#Irma "L'évènement est prévisible (…) les scientifiques nous alertent, nous n'en tenons pas compte" déplore @pcanfin (WWF) #8h30Politique pic.twitter.com/TbWo7Pd1OJ
— franceinfo (@franceinfo) 8 septembre 2017
Un évènement “prévisible, prévu et écrit”. C’est ainsi que Pascal Canfin, directeur général de WWF France, a décrit, vendredi 8 septembre, l’ouragan Irma, qui a dévasté l’île française de Saint-Martin avant de poursuivre sa route dans les Caraïbes.
En effet, le monde scientifique s’accorde sur le fait que le réchauffement climatique engendre des évènements météorologique de plus plus en plus extrêmes. Si la puissance du vent reste la même, l’intensité des pluies est plus importante.
Avec des rafales à 360 km/h, l’ouragan Irma resterait ainsi, selon Robert Vautard, climatologue au CNRS, un événement exceptionnel : “Malheureusement, parfois les situations exceptionnelles arrivent aussi”, explique-t-il.

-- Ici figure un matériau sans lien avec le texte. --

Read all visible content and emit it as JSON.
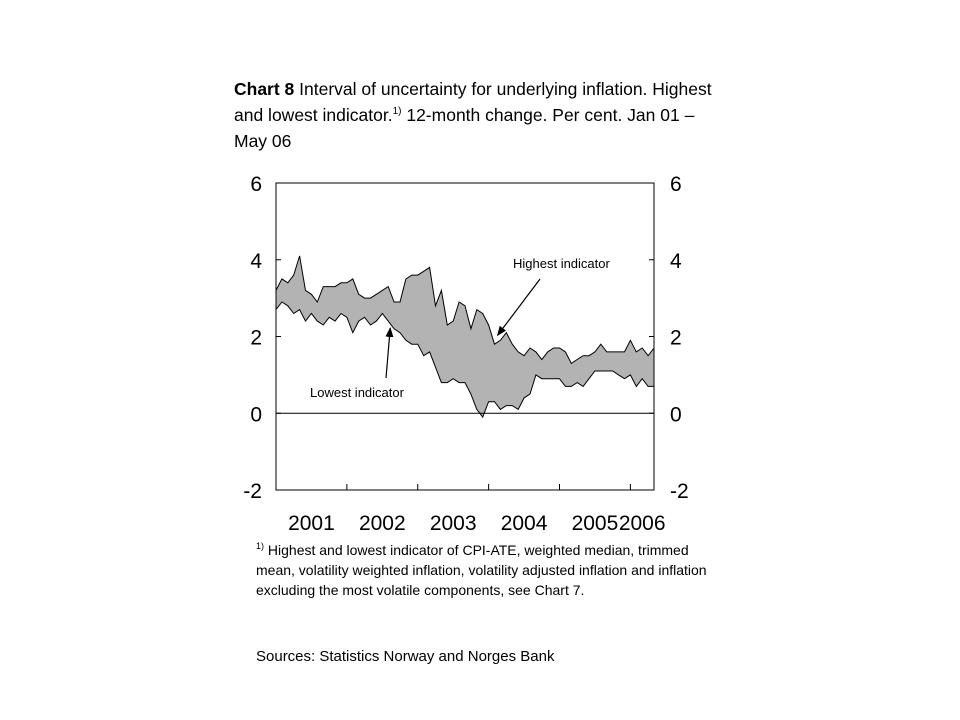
{
  "title": {
    "chart_label": "Chart 8",
    "text_1": " Interval of uncertainty for underlying inflation. Highest and lowest indicator.",
    "note_mark": "1)",
    "text_2": " 12-month change. Per cent. Jan 01 – May 06"
  },
  "footnote": {
    "mark": "1)",
    "text": " Highest and lowest indicator of CPI-ATE, weighted median, trimmed mean, volatility weighted inflation, volatility adjusted inflation and inflation excluding the most volatile components, see Chart 7."
  },
  "sources": "Sources: Statistics Norway and Norges Bank",
  "chart_data": {
    "type": "area",
    "x_range": [
      "2001-01",
      "2006-05"
    ],
    "ylim": [
      -2,
      6
    ],
    "y_ticks": [
      "-2",
      "0",
      "2",
      "4",
      "6"
    ],
    "x_ticks": [
      "2001",
      "2002",
      "2003",
      "2004",
      "2005",
      "2006"
    ],
    "annotations": [
      {
        "text": "Highest indicator",
        "series": "highest"
      },
      {
        "text": "Lowest indicator",
        "series": "lowest"
      }
    ],
    "colors": {
      "band": "#b3b3b3",
      "line": "#000000"
    },
    "months": [
      "2001-01",
      "2001-02",
      "2001-03",
      "2001-04",
      "2001-05",
      "2001-06",
      "2001-07",
      "2001-08",
      "2001-09",
      "2001-10",
      "2001-11",
      "2001-12",
      "2002-01",
      "2002-02",
      "2002-03",
      "2002-04",
      "2002-05",
      "2002-06",
      "2002-07",
      "2002-08",
      "2002-09",
      "2002-10",
      "2002-11",
      "2002-12",
      "2003-01",
      "2003-02",
      "2003-03",
      "2003-04",
      "2003-05",
      "2003-06",
      "2003-07",
      "2003-08",
      "2003-09",
      "2003-10",
      "2003-11",
      "2003-12",
      "2004-01",
      "2004-02",
      "2004-03",
      "2004-04",
      "2004-05",
      "2004-06",
      "2004-07",
      "2004-08",
      "2004-09",
      "2004-10",
      "2004-11",
      "2004-12",
      "2005-01",
      "2005-02",
      "2005-03",
      "2005-04",
      "2005-05",
      "2005-06",
      "2005-07",
      "2005-08",
      "2005-09",
      "2005-10",
      "2005-11",
      "2005-12",
      "2006-01",
      "2006-02",
      "2006-03",
      "2006-04",
      "2006-05"
    ],
    "series": [
      {
        "id": "highest",
        "values": [
          3.2,
          3.5,
          3.4,
          3.6,
          4.1,
          3.2,
          3.1,
          2.9,
          3.3,
          3.3,
          3.3,
          3.4,
          3.4,
          3.5,
          3.1,
          3.0,
          3.0,
          3.1,
          3.2,
          3.3,
          2.9,
          2.9,
          3.5,
          3.6,
          3.6,
          3.7,
          3.8,
          2.8,
          3.2,
          2.3,
          2.4,
          2.9,
          2.8,
          2.2,
          2.7,
          2.6,
          2.3,
          1.8,
          1.9,
          2.1,
          1.8,
          1.6,
          1.5,
          1.7,
          1.6,
          1.4,
          1.6,
          1.7,
          1.7,
          1.6,
          1.3,
          1.4,
          1.5,
          1.5,
          1.6,
          1.8,
          1.6,
          1.6,
          1.6,
          1.6,
          1.9,
          1.6,
          1.7,
          1.5,
          1.7
        ]
      },
      {
        "id": "lowest",
        "values": [
          2.7,
          2.9,
          2.8,
          2.6,
          2.7,
          2.4,
          2.6,
          2.4,
          2.3,
          2.5,
          2.4,
          2.6,
          2.5,
          2.1,
          2.4,
          2.5,
          2.3,
          2.4,
          2.6,
          2.4,
          2.2,
          2.1,
          1.9,
          1.8,
          1.8,
          1.5,
          1.6,
          1.2,
          0.8,
          0.8,
          0.9,
          0.8,
          0.8,
          0.5,
          0.1,
          -0.1,
          0.3,
          0.3,
          0.1,
          0.2,
          0.2,
          0.1,
          0.4,
          0.5,
          1.0,
          0.9,
          0.9,
          0.9,
          0.9,
          0.7,
          0.7,
          0.8,
          0.7,
          0.9,
          1.1,
          1.1,
          1.1,
          1.1,
          1.0,
          0.9,
          1.0,
          0.7,
          0.9,
          0.7,
          0.7
        ]
      }
    ]
  }
}
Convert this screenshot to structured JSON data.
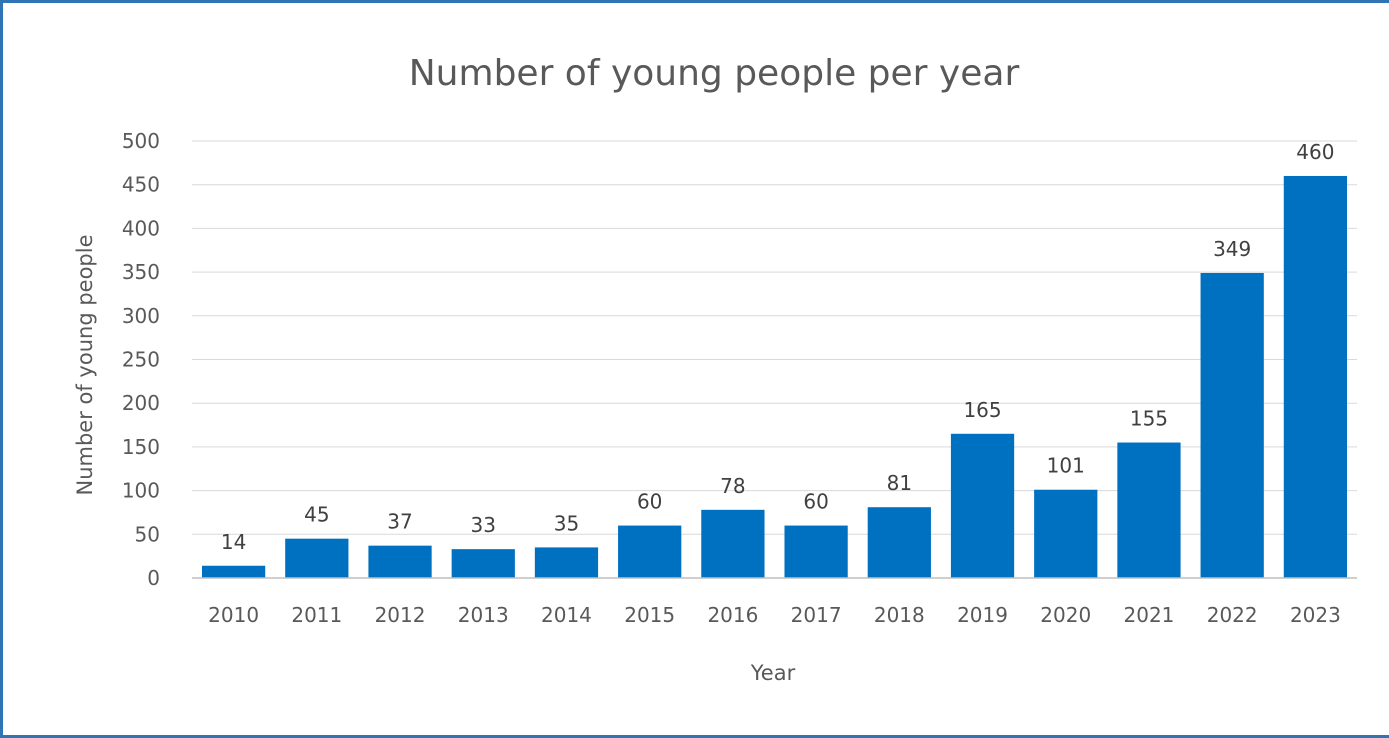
{
  "chart_data": {
    "type": "bar",
    "title": "Number of young people per year",
    "xlabel": "Year",
    "ylabel": "Number of young people",
    "categories": [
      "2010",
      "2011",
      "2012",
      "2013",
      "2014",
      "2015",
      "2016",
      "2017",
      "2018",
      "2019",
      "2020",
      "2021",
      "2022",
      "2023"
    ],
    "values": [
      14,
      45,
      37,
      33,
      35,
      60,
      78,
      60,
      81,
      165,
      101,
      155,
      349,
      460
    ],
    "ylim": [
      0,
      500
    ],
    "yticks": [
      0,
      50,
      100,
      150,
      200,
      250,
      300,
      350,
      400,
      450,
      500
    ],
    "grid": true,
    "data_labels": true,
    "bar_color": "#0070C0",
    "legend": "none"
  }
}
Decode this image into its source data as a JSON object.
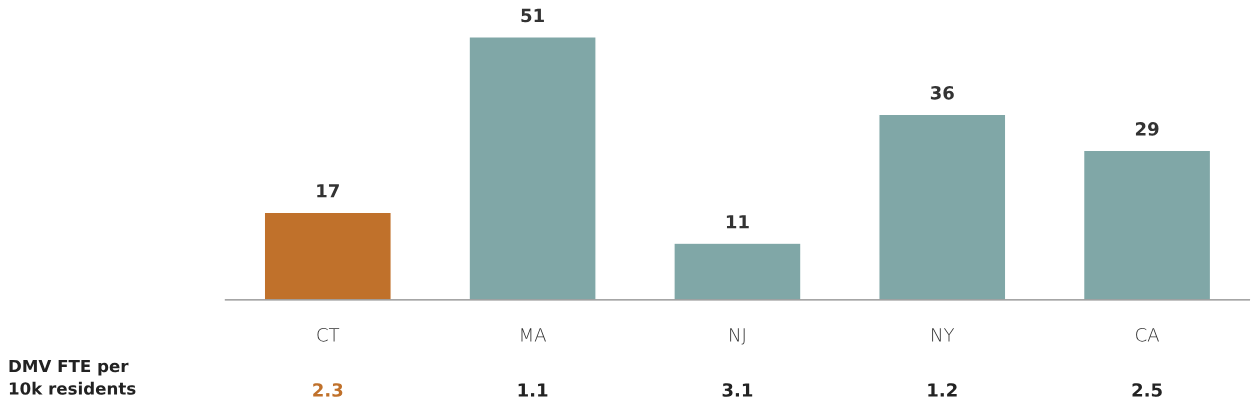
{
  "chart_data": {
    "type": "bar",
    "categories": [
      "CT",
      "MA",
      "NJ",
      "NY",
      "CA"
    ],
    "values": [
      17,
      51,
      11,
      36,
      29
    ],
    "colors": [
      "#c0712b",
      "#80a7a7",
      "#80a7a7",
      "#80a7a7",
      "#80a7a7"
    ],
    "data_labels": true,
    "grid": false,
    "legend": false,
    "annotations": [
      "DMV FTE per\n10k residents",
      "2.3",
      "1.1",
      "3.1",
      "1.2",
      "2.5"
    ]
  }
}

Selon le scientifique, la conséquence du changement climatique ne réside pas dans l’augmentation du nombre d’ouragans dans le monde, mais dans leur violence et les dégâts qu’ils causent.
Un rappel à la réalité pour les climatosceptiques comme Donald Trump, dont la villa de luxe située sur l’île de Saint-Martin, qu’il venait de mettre en vente en mai, a été dévastée par Irma, selon le Washington Post.